Rococo developed in the early 18th century in Paris, France as a reaction against the grandeur, symmetry, and strict regulations of the Baroque. It was ornate and used light colors, asymmetrical designs, curves, and often had playful themes, but the style has endured harsh rhetoric from some critics who characterize it as superficial and of poor taste.
In 1908, Edwin Austin Abbey began an ambitious program of murals and other artworks for the newly completed Pennsylvania State Capitol in Harrisburg, Pennsylvania. These included allegorical medallion murals for the dome of the Rotunda, four large lunette murals beneath the dome, and multiple works for the House and Senate Chambers. He was working on the Reading of the Declaration of Independence mural in early 1911, when he was diagnosed with cancer. Abbey died in August 1911, leaving two rooms of the commission unfinished.
In 1652, while installing a doorway in the wall that holds The Last Supper, builders cut into the bottom-center of the mural, lopping off Jesus' feet. While it may seem like a minor loss, many historians believe (based on examination of early copies) that Jesus' feet were in a position symbolizing the forthcoming crucifixion.

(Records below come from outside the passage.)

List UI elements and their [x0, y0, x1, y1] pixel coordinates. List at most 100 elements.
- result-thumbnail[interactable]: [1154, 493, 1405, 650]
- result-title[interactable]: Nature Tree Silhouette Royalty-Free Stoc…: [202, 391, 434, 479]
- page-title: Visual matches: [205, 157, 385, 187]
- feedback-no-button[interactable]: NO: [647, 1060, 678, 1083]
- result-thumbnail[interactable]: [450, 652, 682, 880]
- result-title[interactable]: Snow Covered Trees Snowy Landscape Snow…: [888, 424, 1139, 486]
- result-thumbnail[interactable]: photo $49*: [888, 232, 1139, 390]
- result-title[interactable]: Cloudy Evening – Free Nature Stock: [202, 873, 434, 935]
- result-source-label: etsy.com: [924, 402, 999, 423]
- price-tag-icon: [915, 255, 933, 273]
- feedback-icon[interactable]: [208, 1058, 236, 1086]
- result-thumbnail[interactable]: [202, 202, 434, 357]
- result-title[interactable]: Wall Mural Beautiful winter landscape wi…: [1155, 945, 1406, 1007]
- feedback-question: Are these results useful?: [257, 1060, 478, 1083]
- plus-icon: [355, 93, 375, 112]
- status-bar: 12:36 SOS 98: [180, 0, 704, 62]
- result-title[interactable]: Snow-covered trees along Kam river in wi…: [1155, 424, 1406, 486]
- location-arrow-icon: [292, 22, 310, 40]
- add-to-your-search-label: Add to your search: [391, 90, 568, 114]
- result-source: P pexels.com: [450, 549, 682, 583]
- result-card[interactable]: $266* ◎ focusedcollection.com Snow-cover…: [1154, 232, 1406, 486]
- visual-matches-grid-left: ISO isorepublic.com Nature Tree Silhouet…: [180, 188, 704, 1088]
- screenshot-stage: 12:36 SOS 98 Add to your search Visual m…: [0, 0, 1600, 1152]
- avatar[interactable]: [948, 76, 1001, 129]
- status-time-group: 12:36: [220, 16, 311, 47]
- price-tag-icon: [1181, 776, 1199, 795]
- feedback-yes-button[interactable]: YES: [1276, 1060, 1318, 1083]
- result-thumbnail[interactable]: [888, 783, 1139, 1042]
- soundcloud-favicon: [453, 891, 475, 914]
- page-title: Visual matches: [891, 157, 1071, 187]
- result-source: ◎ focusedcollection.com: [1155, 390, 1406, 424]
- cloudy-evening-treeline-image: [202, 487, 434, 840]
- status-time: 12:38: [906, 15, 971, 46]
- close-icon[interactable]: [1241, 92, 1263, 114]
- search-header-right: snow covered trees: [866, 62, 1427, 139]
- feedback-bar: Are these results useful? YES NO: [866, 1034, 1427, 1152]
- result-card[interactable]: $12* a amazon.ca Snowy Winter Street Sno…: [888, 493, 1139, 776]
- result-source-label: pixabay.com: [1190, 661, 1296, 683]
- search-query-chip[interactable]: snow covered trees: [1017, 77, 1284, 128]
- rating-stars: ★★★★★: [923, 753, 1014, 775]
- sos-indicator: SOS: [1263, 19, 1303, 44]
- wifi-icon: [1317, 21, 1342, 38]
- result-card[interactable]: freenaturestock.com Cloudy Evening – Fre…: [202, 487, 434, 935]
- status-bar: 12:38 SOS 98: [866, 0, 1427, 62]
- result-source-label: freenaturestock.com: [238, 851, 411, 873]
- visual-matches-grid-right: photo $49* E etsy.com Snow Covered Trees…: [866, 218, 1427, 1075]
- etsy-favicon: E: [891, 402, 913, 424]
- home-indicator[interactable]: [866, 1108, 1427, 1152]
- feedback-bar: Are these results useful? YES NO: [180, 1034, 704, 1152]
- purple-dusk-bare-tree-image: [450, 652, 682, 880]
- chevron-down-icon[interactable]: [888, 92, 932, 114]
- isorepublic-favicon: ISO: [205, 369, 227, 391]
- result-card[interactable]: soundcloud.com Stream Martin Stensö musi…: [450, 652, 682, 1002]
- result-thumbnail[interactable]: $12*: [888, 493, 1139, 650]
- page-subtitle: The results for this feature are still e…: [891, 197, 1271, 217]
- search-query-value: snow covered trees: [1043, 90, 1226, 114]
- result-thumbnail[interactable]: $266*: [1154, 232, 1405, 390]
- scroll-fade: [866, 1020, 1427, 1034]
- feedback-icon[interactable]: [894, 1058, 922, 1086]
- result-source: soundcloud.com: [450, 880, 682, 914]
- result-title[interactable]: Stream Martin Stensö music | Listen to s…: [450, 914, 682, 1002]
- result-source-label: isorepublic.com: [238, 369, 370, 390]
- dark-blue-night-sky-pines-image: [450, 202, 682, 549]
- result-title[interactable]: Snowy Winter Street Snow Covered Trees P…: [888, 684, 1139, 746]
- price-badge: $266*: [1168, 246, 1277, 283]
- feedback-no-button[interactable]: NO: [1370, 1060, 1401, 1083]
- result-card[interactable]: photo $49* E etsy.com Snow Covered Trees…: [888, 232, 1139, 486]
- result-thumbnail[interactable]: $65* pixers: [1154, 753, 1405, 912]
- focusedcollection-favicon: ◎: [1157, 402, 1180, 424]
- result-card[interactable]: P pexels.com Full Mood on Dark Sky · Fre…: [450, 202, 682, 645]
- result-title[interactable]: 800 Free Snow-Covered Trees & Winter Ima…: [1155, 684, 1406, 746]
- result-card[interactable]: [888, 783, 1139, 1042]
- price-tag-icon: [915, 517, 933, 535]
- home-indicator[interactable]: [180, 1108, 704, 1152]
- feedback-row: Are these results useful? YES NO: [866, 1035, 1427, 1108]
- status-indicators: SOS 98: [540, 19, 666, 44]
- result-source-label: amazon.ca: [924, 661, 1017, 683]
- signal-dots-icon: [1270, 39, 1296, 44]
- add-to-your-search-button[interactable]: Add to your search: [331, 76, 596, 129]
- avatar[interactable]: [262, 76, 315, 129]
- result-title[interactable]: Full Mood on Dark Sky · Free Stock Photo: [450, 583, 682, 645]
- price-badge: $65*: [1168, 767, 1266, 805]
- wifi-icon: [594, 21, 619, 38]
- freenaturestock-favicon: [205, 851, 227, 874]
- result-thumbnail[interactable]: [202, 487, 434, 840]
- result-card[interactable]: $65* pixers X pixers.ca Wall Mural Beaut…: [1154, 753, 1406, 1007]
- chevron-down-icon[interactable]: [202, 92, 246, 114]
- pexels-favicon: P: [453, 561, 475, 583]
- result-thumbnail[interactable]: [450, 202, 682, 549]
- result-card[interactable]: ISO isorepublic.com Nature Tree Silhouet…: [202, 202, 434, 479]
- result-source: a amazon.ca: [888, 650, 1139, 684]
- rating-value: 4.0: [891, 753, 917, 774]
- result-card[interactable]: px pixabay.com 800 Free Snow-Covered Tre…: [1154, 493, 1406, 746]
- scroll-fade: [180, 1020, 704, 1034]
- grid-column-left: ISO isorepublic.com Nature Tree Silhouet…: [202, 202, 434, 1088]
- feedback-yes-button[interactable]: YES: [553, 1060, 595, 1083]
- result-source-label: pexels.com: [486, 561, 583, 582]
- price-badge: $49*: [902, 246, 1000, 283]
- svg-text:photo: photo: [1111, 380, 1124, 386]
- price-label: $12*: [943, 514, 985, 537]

The marble slab that eventually became Michelangelo's sculpture of David originally belonged to an artist named Agostino di Duccio, who planned to turn it into a statue of Hercules. 10 years after di Duccio abandoned his sculpture, another artist attempted to work with it, but found the marble too difficult. Finally, in 1501, Michelangelo began his famous sculpture.
When it was first exhibited in 1916, Les Demoiselles d'Avignon (The Young Ladies of Avignon), Picasso's abstract depiction of five Barcelona prostitutes, was deemed immoral by the public. A reviewer in Le Cri de Paris wrote: "The Cubists are not waiting for the war to end to recommence hostilities against good sense. They are exhibiting at the Galerie Poiret naked women whose scattered parts are represented in all four corners of the canvas: here an eye, there an ear, over there a hand, a foot on top, a mouth below. M. Picasso, their leader, is possibly the least disheveled of the lot. He has painted, or rather daubed, five women who are, if the truth be told, all hacked up." Today, this proto-Cubist work is widely considered to be seminal in the early development of both Cubism and Modern art.

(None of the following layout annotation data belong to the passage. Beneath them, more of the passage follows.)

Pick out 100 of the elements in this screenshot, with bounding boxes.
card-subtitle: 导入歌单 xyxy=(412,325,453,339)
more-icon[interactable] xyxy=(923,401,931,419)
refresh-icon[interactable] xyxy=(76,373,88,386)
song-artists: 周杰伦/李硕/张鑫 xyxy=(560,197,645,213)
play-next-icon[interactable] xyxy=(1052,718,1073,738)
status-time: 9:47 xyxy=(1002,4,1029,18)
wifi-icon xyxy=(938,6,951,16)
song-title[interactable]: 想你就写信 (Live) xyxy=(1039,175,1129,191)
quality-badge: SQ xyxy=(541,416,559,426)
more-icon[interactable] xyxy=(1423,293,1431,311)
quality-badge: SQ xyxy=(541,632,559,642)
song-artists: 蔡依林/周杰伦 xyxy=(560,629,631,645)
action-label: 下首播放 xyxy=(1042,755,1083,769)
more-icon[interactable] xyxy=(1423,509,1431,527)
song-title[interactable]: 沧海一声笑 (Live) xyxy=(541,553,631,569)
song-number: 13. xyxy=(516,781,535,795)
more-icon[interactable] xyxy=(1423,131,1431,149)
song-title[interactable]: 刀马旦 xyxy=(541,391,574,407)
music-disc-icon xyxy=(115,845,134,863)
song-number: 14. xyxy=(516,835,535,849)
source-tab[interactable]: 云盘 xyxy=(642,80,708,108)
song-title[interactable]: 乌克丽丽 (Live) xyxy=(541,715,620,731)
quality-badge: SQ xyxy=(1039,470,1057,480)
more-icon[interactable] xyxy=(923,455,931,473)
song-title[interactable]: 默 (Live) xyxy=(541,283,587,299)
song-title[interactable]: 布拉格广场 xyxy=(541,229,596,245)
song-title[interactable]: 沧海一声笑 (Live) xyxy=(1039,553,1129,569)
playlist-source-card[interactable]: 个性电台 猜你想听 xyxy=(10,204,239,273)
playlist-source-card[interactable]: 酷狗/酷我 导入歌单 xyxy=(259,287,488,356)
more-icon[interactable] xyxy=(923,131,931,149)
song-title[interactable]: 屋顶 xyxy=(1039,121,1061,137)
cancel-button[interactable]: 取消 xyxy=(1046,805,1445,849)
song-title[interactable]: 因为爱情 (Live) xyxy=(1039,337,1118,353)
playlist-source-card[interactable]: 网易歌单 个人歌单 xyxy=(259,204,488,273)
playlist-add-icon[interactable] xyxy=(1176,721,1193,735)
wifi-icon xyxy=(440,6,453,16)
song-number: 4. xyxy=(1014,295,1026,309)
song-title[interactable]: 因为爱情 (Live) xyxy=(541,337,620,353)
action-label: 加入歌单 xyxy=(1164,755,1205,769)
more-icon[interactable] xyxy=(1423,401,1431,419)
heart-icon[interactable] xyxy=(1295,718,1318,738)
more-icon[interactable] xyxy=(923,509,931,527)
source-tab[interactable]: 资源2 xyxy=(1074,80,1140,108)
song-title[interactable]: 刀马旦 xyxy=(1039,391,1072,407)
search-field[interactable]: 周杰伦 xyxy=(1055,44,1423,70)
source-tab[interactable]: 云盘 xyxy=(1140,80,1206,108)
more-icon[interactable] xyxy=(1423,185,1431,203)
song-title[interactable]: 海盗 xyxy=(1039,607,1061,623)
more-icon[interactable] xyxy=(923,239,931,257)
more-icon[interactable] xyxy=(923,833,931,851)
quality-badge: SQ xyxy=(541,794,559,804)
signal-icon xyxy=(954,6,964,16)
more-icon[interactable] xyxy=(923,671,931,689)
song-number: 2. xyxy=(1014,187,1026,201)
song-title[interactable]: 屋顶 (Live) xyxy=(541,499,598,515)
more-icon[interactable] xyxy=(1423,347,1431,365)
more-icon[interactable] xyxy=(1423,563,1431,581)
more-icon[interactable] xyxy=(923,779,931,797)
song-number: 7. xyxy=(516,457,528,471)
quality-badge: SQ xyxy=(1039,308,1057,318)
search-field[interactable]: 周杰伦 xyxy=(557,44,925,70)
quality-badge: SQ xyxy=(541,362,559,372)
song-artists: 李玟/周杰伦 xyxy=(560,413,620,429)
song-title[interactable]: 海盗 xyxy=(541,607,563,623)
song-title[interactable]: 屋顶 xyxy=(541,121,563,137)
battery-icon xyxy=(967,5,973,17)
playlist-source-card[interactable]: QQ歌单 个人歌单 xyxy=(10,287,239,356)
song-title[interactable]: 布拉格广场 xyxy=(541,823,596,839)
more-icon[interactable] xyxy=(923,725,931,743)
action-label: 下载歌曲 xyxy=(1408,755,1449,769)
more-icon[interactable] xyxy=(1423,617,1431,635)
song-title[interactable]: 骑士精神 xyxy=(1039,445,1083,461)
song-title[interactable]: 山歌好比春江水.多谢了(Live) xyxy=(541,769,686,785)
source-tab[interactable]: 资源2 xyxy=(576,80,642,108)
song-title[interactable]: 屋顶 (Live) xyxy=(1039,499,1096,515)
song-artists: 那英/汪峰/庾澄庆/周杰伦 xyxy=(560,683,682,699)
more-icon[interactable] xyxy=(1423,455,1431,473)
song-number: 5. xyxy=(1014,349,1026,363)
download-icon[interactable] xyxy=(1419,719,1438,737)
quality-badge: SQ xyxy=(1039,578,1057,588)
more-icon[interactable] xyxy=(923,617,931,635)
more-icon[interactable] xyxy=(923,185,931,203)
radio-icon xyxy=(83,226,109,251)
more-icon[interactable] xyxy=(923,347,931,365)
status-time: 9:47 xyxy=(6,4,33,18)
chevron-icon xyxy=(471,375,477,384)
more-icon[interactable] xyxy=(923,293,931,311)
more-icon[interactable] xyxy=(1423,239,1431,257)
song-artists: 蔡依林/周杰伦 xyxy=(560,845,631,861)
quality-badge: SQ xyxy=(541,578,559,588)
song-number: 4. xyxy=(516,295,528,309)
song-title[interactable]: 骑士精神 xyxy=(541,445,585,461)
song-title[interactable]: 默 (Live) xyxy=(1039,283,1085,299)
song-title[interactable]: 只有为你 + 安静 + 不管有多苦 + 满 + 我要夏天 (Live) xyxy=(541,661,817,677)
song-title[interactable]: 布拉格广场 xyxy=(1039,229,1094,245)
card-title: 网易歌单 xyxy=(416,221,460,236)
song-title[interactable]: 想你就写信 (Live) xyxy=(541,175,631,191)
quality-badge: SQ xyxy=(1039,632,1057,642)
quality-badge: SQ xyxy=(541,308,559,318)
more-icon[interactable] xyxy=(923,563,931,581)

In 1905, just prior to such works being derisively labeled as the creations of Les Fauves ("the wild beasts"), Matisse painted The Green Stripe, also known as Portrait of Madame Matisse. One of his most famous paintings, it depicts Matisse's wife, Amélie Noellie Matisse-Parayre.
Rodin's most famous sculpture was originally conceived as the central component in a much larger work called The Gates of Hell. Inspired by Dante's Inferno, The Thinker was originally entitled The Poet and conceived as a representation of Dante himself.
Considered by some critics to be Matisse's masterpiece, The Dessert: Harmony in Red, was originally commissioned in blue, but Matisse was dissatisfied with the result and repainted the entire painting red. When it was delivered to the Russian collector Shchukin, he had no problem with the fact that his "Harmony in Blue" had become "Harmony in Red".